The education factor is something Hall can back up.
“Of the players that we have had in our program, if you stay with us for four years, you are going to graduate,” he said. “The kids who have come through our program have had a graduation rate of 100 percent and that holds true for the seniors on our team.”
One of Hall’s strengths, he said, is recruiting.
Before coming to UL, Hall recruited for two seasons at Louisville. He held the same position at Auburn from 1996-2000 and before that Hall directed the recruiting at Cal State Fullerton (1994-96) and Mississippi State (1992-94).

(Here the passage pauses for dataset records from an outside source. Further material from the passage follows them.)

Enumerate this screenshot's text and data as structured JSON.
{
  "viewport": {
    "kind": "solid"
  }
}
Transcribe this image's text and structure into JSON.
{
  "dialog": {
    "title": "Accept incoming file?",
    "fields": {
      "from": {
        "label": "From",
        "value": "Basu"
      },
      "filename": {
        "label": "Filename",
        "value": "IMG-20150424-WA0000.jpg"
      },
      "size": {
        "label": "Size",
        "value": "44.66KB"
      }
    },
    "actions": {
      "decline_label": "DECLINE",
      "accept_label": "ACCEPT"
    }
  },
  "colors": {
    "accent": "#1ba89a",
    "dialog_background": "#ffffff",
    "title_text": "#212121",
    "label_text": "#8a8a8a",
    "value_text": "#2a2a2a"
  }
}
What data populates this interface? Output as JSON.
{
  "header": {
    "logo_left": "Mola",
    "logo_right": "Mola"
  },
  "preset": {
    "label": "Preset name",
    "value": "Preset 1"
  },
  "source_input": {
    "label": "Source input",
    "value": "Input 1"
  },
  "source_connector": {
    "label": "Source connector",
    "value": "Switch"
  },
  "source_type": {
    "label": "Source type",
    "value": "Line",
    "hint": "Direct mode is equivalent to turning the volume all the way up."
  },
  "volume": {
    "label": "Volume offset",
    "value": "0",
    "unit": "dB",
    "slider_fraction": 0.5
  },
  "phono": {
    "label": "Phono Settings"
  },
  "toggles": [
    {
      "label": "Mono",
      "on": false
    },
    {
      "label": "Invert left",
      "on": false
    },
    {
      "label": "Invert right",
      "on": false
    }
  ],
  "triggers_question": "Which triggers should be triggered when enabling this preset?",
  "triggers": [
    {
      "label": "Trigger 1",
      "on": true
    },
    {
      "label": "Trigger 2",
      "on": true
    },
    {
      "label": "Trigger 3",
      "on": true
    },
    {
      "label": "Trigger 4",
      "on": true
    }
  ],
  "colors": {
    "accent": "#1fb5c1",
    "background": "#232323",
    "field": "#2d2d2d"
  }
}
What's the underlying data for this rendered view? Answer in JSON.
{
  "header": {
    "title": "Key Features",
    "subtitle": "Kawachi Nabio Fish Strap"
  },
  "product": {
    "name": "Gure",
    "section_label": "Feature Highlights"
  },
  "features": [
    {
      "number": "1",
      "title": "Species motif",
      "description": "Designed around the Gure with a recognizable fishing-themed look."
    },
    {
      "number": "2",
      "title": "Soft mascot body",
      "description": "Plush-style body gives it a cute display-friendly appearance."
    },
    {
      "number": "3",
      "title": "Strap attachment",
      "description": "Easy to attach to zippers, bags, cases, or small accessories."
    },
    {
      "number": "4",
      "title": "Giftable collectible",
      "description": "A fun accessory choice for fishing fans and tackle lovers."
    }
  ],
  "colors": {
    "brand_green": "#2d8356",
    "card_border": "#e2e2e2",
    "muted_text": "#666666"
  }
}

His career began at Troy (1982-83), also as a recruiting coordinator.
Hall said recruiting the type of players he wanted at UL was difficult at first, but is becoming easier.
“We’re starting to get a lot of repeat business,” Hall said. “Things are getting easier now and this season is helping us quite a bit.
“Two years ago we got to the conference championship game and we were only one win away from getting an automatic berth to the NCAAs.
“The main thing that is helping us is the local kids who are talented are starting to see now that we are doing it. The thing that I see happening now that wasn’t happening before is the good players are starting to call us now.”
Hall and his wife Meredith are listed as co-head coaches and he said both are now part of the Lafayette community.
“People have said that we aren’t from around here, but that isn’t true,” he said. “If you look closely, both of our daughters (Brynley Michele and Jordyn Kelley) were both born in Lafayette. We’re not looking to leave and Lafayette has become our home.”